Welfare Evaluation and the Economic Impacts of Climate Change on Water Supply and Demand in Chile, Colombia, and Bolivia
While countries in Latin America have a relatively plentiful supply of water on a per-capita basis and high coverage of water supply services, there is ample evidence that water scarcity is affecting the daily lives of millions. Due in part to expectations that water should be completely free and provided by public authorities, water issues have galvanized civil society and the media into demanding government action that will guarantee access to potable water and sanitation services, reduce the pollution of rivers, and protect people and economic activities from devastating floods (Abel Mejia 2010). In a context of positive economic growth, demand for water is expected to increase, which compounds current competition issues. Competition is especially fierce between the urban/industrial sector and the agricultural sector. In addition to this, the predictions of the 2007 Inter-Governmental Panel on Climate Change (IPCC) regarding changes in precipitation patterns have been confirmed in recent years, with some areas receiving more rainfall (southern Brazil, Paraguay, Uruguay, northeast Argentina and northwest Peru), and others receiving less (southern Chile, southwest Argentina, southern Peru and Mesoamerica) (De La Torre et al 2009).
This research will aim to study from an interdisciplinary perspective the economic and social impact of changes in water availability and quality due to climate change, and its relationship with population growth, land-use change, and carbon sequestration, as well as other social and environmental stressors affecting the welfare and quality of life of people in Chile, Colombia and Bolivia.

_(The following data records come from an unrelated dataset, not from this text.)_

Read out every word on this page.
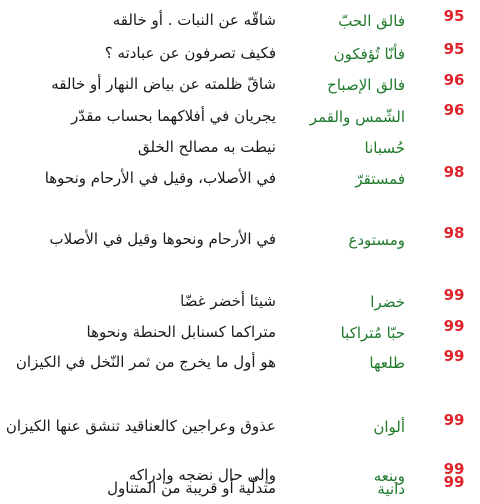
95
فالق الحبّ
شاقّه عن النبات . أو خالقه
95
فأنّا تُؤفكون
فكيف تصرفون عن عبادته ؟
96
فالق الإصباح
شاقّ ظلمته عن بياض النهار أو خالقه
96
الشّمس والقمر
يجريان في أفلاكهما بحساب مقدّر
حُسبانا
نيطت به مصالح الخلق
98
فمستقرّ
في الأصلاب، وقيل في الأرحام ونحوها
98
ومستودع
في الأرحام ونحوها وقيل في الأصلاب
99
خضرا
شيئا أخضر غضّا
99
حبّا مُتراكبا
متراكما كسنابل الحنطة ونحوها
99
طلعها
هو أول ما يخرج من ثمر النّخل في الكيزان
99
ألوان
عذوق وعراجين كالعناقيد تنشق عنها الكيزان
99
دانية
متدلّية أو قريبة من المتناول
99
وينعه
وإلى حال نضجه وإدراكه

In line with the Bernoux et al (2011) concept, this proposal understands carbon sequestration as an integral part of watershed management strategies to address climate change issues, as it regards watershed protection as a major factor in managing climate change risks. This study will: i. analyze how the combination of factors such as climate change, population growth, economic activities and land-use change affects water availability, water quality and carbon sequestration, ii: evaluate the economic and social welfare impacts of changes in water availability and quality in the context of climate change, iii. develop a replicable methodology for welfare analysis of climate change impacts; and iv. develop a management instrument that will allow policy makers to evaluate the impact of these policies by means of practical indicators.